Last night at the Palace Theatre, located in Corsicana, Texas, I decided to treat myself to a show. Remembering that this was “Community Theatre”, I paid my cash for a balcony seat, and got ready to enjoy the production. For anyone who’s ever seen “Community Theatre” knows that there is no such thing as a bad show, you can have a great time no matter what. Although ready for the fumbled lines, misinterpreted script, or green actor, last night was a pleasantly different experience. I truly enjoyed the show, just as the people sitting around me. Last night, the players at the palace theatre had a good show. What is a good show? A good show is the ability a theatre company has in keeping an audience engaged, and keeping an audience captivated by what appears spontaneous action on stage.

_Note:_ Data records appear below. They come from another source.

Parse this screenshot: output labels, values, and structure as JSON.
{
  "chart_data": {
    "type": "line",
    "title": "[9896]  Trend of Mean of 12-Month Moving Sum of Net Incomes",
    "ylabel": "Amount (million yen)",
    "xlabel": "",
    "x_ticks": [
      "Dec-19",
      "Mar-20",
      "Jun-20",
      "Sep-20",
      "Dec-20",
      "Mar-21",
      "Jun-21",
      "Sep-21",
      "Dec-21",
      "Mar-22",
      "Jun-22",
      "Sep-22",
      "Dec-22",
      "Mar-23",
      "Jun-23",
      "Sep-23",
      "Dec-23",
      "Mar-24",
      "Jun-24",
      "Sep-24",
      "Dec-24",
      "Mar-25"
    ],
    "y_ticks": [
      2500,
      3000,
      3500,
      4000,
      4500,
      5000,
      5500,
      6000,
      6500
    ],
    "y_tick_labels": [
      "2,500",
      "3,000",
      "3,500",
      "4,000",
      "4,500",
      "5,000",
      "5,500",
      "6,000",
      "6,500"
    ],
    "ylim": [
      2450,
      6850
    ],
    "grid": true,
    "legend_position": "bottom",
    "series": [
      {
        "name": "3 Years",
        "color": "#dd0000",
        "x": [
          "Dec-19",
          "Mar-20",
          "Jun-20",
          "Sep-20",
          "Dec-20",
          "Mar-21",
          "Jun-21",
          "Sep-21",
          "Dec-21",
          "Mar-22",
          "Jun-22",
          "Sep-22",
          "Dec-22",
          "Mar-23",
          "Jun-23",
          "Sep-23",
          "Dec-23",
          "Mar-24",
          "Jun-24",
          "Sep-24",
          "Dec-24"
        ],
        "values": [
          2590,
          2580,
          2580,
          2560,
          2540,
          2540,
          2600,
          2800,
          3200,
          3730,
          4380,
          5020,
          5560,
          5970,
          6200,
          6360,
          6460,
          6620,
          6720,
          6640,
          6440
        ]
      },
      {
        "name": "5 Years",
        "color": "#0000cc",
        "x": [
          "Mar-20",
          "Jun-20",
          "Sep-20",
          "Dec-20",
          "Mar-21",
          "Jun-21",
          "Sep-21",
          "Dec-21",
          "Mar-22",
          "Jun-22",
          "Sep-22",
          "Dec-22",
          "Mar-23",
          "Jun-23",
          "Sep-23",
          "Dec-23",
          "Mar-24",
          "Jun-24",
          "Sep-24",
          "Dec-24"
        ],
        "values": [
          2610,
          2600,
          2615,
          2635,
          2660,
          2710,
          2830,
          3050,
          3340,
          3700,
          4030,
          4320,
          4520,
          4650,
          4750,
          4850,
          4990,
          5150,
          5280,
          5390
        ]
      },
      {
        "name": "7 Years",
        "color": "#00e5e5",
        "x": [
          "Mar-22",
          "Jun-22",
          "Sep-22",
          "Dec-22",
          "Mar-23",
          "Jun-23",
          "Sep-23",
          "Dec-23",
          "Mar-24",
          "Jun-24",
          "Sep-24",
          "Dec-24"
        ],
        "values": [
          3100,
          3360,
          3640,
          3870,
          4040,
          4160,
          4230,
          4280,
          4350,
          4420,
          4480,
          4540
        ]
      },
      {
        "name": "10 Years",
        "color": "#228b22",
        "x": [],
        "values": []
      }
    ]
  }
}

I believe that it would be safe to say that since September 2008, Freddie Mac & Fannie Mae’s opening act to “Bail Out Blues” has kept the American People both captive and engaged. We’ve seen the American People oohhed and awwed by, debates halted and the first draft failing, with special appearances by Ford, GM, and Chrysler. Secretary Paulson has played a relatively good lead in this production while I believe the most entertaining of them all are the home grown actors: Congress! Maxine Waters put her best foot forward, and Barney Frank has been nominated from my understanding as Best Supporting Actor in a financial crises.
The problem is, the American People, numb from the spirited campaigns, do watch CNN and Fox News with anticipation as if it were a production. Sadly, Capital Hill is producing. With meeting after meeting, and no relief to be in sight, the American People I am sure would rather enjoy an ending at this point, rather or not if it is happy or sad.
Yesterday, some good news did come from the original players. Mortgage finance companies Fannie Mae and Freddie Mac are suspending foreclosures for about 16,000 households during the holiday season. In case you were not aware of what these companies actually do, they buy mortgages on the secondary market, pool them, and sell them as mortgage backed-securities to investors on the open market. As of September 7th, Both players were seized by the American Government, and with their CEO’s tossed out, the institutions are now run by the Government.
The fall of these companies, aided Washington in its ability to tell the difference between Main Street and Wall Street. Everyone on Main Street was screaming for a “Bail Out” long before Wall Street took notice. Now understanding the relationship between the two, lawmakers are acting as if they are fighting for “Main Street” again, when they should have been fighting for Main Street in the first place.
Main Street, as we’ve learned, not only effects Wall Street. Japan’s stock market plunged 4 percent Tuesday, its biggest one-day loss in two years, and even with precautions, the uncertainty of “Main Street”, shows the uncertainty of the stability in markets all over the globe.
Who knows, this production could be only a shortlived hit, and one of those award winning shows no one ever remembers; but at this time, we are not sure if the Inauguration will be our lead into intermission, or the closing of a very “Mind & Money” stimulating all star production.